Per capire quanto Monet sia lontano dal santino caro agli organizzatori di mostre (a Treviso è stata appena prorogata quella sugli Impressionisti, 120mila prenotazioni in soli due mesi e mezzo, mentre Milano si prepara alle code davanti a Palazzo Reale per l'arrivo di una monografica su Édouard Manet) bisogna andare in Svizzera, a Basilea. Nell'anno del suo ventennale, la Fondation Beyeler dimostra, in un viaggio tra sessantadue opere firmate da monsieur Monet (prestiti dal Musée d'Orsay di Parigi, dal Metropolitan di New York, dalla Tate di Londra e una quindicina di pezzi provenienti da collezioni private quasi mai esposti al pubblico) perché è lui il vero padre dell'arte moderna. La sua peculiare concezione di pittura un flusso indefesso, libero, alla fine simbolico influenzò Kandinskij e una generazione di pittori informali a partire da Pollock, Sam Francis, Barnett Newman, Mark Tobey.
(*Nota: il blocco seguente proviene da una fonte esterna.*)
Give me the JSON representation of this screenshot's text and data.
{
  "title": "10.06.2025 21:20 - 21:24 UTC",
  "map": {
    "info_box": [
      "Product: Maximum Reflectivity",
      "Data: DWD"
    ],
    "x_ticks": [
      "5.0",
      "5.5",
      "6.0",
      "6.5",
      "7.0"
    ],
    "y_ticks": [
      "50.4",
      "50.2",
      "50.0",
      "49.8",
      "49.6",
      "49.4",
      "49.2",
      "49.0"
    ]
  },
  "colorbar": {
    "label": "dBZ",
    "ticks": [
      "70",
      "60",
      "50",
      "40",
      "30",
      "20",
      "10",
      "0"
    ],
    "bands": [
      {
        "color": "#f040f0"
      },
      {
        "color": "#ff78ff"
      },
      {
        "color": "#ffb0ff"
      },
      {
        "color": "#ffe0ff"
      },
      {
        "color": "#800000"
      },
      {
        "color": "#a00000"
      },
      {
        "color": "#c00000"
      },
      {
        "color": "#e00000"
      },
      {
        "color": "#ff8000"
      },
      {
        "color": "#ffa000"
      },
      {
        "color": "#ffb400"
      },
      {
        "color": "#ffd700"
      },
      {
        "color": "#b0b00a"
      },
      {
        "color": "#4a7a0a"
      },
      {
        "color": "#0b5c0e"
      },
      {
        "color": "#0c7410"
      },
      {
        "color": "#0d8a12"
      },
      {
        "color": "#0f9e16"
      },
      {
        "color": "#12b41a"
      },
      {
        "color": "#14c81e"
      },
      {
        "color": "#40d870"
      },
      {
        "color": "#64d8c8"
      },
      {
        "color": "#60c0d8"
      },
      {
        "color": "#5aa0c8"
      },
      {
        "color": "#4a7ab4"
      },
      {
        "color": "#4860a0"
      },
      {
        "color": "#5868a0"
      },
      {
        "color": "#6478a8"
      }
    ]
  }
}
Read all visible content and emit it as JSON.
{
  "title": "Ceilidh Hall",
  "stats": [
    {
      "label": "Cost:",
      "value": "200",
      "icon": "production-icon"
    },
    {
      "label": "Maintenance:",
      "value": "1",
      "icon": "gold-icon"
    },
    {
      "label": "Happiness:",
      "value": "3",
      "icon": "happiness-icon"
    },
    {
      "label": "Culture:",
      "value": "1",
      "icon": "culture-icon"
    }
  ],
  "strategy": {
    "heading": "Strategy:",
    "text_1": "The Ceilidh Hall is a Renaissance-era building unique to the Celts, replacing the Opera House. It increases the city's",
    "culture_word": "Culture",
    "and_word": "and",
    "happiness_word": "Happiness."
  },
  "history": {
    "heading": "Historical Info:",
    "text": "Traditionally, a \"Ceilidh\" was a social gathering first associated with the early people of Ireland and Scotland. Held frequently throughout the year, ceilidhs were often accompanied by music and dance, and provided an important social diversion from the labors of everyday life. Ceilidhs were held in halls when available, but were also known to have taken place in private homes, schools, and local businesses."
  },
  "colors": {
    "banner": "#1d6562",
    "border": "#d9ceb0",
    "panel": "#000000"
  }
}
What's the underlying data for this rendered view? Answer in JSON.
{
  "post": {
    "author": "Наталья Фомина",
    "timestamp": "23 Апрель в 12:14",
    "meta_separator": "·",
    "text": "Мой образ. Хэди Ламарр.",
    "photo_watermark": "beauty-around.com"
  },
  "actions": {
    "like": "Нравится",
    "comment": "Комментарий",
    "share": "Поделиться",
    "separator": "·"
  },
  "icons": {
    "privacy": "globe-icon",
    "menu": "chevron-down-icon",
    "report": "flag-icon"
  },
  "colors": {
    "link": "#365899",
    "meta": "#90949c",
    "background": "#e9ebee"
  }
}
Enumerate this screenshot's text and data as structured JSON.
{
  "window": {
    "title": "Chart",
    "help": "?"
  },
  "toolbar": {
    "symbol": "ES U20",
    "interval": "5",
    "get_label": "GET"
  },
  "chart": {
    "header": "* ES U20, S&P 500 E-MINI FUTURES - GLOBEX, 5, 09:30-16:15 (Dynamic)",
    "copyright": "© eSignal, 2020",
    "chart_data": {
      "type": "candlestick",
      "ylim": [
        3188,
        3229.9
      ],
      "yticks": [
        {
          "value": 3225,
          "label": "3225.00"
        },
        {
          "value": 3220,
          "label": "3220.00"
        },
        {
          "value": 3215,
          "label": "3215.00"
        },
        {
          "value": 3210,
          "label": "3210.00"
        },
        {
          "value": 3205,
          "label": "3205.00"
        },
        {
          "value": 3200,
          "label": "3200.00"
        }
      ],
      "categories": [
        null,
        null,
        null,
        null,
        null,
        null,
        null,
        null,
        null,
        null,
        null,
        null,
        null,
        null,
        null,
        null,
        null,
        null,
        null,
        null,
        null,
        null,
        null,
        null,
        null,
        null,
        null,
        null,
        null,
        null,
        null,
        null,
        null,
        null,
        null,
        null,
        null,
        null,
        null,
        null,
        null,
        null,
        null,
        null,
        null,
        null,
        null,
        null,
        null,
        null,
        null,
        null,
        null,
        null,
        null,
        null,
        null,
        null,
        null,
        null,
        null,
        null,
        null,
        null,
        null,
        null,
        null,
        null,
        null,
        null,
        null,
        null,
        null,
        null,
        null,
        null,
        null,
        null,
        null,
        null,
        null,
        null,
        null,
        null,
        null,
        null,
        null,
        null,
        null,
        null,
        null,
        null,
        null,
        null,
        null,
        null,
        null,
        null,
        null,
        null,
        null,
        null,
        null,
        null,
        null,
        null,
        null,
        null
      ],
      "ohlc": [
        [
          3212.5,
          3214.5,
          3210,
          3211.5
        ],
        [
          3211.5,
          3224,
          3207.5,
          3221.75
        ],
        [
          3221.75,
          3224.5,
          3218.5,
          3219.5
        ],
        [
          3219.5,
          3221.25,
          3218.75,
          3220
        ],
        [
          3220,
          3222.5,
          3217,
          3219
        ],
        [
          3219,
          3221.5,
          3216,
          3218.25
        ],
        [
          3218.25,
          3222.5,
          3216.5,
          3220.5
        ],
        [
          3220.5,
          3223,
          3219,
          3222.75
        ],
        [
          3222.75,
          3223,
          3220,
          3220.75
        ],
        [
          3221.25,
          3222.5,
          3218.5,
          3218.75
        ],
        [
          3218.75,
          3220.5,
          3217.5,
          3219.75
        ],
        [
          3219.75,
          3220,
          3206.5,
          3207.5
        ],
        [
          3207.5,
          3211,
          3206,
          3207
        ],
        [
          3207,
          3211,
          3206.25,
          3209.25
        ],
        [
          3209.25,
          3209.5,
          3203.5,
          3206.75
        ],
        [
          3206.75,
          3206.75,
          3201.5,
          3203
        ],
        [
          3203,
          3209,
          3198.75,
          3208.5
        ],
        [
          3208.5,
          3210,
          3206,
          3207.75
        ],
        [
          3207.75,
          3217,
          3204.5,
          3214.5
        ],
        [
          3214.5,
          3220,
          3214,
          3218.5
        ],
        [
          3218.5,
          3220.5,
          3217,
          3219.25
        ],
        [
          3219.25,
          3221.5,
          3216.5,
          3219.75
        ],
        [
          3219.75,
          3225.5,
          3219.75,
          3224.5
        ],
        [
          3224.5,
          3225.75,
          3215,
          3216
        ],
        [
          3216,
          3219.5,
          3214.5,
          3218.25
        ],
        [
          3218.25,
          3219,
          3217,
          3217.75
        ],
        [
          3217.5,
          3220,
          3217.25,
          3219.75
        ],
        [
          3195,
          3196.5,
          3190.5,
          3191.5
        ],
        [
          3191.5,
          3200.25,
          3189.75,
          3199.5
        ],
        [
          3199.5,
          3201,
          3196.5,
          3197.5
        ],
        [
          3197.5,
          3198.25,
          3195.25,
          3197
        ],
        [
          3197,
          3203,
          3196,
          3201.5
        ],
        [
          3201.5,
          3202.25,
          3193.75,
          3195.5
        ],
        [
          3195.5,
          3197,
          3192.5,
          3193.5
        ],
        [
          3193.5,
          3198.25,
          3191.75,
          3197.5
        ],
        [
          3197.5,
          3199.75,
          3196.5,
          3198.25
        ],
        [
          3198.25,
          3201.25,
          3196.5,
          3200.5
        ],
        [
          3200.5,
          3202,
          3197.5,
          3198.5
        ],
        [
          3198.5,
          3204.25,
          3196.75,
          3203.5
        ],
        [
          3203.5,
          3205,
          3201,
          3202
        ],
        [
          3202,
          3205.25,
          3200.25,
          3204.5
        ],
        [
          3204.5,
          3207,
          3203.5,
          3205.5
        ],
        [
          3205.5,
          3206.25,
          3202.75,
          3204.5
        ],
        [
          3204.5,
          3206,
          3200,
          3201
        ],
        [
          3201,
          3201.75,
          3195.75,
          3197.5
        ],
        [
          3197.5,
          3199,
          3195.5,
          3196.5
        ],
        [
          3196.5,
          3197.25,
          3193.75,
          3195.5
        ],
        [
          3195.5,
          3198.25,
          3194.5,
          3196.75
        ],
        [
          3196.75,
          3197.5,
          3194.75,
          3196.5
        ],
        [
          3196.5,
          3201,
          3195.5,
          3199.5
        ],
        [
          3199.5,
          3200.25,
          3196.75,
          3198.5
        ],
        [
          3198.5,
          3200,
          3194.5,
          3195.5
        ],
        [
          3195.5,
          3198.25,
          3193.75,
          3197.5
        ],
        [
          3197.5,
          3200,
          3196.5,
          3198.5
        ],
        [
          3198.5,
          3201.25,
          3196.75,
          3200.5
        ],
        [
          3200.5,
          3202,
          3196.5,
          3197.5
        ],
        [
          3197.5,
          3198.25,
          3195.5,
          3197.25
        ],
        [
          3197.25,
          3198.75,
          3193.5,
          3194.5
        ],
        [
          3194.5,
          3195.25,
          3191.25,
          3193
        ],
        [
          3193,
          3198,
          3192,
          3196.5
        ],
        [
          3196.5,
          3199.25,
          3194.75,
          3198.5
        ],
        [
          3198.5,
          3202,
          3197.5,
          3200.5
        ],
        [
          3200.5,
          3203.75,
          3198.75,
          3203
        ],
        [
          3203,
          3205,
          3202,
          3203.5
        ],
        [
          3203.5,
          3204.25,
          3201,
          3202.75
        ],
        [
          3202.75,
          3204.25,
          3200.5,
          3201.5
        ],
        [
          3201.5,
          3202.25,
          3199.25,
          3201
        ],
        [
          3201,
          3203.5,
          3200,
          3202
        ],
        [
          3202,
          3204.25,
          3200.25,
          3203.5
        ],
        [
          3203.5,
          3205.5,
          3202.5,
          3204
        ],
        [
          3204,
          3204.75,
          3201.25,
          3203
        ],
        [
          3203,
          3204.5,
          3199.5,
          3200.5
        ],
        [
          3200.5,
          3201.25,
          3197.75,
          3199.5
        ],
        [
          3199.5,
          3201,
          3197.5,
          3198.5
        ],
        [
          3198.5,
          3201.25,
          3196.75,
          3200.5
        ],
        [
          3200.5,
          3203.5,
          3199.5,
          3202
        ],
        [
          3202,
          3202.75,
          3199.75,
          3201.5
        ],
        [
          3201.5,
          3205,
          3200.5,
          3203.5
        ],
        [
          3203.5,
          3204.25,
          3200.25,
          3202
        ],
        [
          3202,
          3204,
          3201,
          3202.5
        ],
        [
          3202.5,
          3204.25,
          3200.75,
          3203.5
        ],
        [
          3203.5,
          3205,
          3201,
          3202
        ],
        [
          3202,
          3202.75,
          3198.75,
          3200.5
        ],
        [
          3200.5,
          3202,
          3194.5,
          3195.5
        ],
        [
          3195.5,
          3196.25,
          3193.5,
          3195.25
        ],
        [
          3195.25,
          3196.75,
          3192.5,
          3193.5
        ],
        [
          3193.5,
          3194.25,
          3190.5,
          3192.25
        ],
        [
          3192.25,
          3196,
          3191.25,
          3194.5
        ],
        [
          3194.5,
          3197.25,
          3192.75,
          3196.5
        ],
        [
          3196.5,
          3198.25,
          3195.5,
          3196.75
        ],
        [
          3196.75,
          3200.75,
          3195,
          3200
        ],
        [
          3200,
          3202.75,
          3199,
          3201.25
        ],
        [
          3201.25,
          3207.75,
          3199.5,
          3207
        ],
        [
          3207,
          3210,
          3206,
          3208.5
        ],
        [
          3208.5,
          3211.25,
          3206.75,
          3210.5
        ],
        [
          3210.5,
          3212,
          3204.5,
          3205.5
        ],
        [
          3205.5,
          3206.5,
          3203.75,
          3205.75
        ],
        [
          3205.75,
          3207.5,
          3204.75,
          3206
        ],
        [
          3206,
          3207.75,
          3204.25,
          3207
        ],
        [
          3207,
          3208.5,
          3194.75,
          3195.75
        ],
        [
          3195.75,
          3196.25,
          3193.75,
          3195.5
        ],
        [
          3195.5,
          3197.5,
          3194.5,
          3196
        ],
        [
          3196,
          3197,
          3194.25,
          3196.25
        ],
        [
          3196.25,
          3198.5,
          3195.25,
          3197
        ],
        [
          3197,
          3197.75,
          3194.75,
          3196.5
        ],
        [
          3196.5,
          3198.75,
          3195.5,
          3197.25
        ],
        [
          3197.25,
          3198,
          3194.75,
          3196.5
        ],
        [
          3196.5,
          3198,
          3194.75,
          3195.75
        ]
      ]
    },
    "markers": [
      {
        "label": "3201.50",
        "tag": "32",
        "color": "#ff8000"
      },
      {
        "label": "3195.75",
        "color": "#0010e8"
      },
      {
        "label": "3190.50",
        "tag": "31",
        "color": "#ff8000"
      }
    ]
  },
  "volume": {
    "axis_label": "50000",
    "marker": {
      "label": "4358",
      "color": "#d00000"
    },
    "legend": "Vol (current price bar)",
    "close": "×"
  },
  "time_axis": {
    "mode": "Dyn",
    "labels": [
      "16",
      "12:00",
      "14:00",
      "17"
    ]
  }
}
Sì, il placido Monet dalle vedute lungo la Senna, il pittore delle ninfee, è tutto tranne che l'artista da cartolina carina e magnete sul frigorifero cui l'abbiamo ridotto. Ossessionato dalla luce, studioso scrupoloso della natura e dei suoi fenomeni, Monet (1840-1926) passò gli ultimi decenni della sua vita a interrogarsi sulle infinite possibilità della loro rappresentazione. Cominciò a farlo in quel freddo inverno del 1879, osservando la superficie del ghiaccio e i suoi cangianti colori, per trasformarli in qualcosa di lontano dalla mera descrizione realistica. En plein air d'accordo, ma soprattutto nella testa: da copie del vero, le sue tele diventano luoghi interiori, simboli. Di molte non si capisce dove stia l'alto e dove il basso: Kandinskij stesso, davanti a uno dei Covoni di fieno (in mostra), rimase perplesso.

Monet è un rivoluzionario perché capace di infondere dubbi: è davvero una ninfea quella profonda macchia blu che vediamo? E il lilla del Mattutino sulla Senna è una visione reale o onirica? Charing Cross Bridge, con i suoi squarci di arancione nell'atmosfera indefinita della nebbia, la Veduta di Bordighera, omaggio a quella luce mediterranea che tanto amava, In norvegese, capolavoro tra i capolavori, con le tre donne di bianco vestite in barca e il loro riflesso che si mescola alle alghe del fiume, e poi ancora il ciclo delle grandi Ninfee, dipinte fino agli anni Venti del Novecento, sono soltanto apparentemente rassicuranti. Basta avvicinarsi alla tela e osservane la trama, per cogliere la misteriosa precisione dell'indefinito che è la sua cifra stilistica. Pittore impressionista, anzi alchimista: dichiara che laddove gli altri dipingono un ponte, una nave, una casa, lui cerca di dipingerne l'aria intorno. «Inseguo l'impossibile», il suo motto spavaldo.

«Monet» (da domani fino al 28 maggio, fondationbeyeler.ch, ingresso gratuito per gli under 25) è costruita come un assolo sulla sua produzione tarda, quella tra il 1880 e i primi anni del secolo successivo, ed è scandita stanza per stanza dai suoi mondi figurali: la Senna, gli alberi (splendidi i paesaggi primaverili con pioppi, provenienti da collezioni private), il mare della Costa Azzurra, Londra, il giardino. Seguiamo Monet ripetere ossessivamente i motivi dei ponti avvolti dalla nebbia, dei bordi dei fiumi, delle scogliere, degli alberi: pittore di luce e ancor più di ombre, è capace di associazioni inedite di colori (giallo e lilla, ad esempio) e di capolavori assoluti celati sotto un'apparente banalità.

La mostra si chiude con il monumentale Le bassin aux nymphéas, composto di tre pannelli lunghi tre metri ciascuno, uno dei pezzi-simbolo della collezione permanente della Beyeler. Nessuna pretesa di realismo, questo decoro mentale, informale ben prima di Pollock e Rothko, dimostra quanto cerebrale e complessa sia la pittura di monsieur Monet.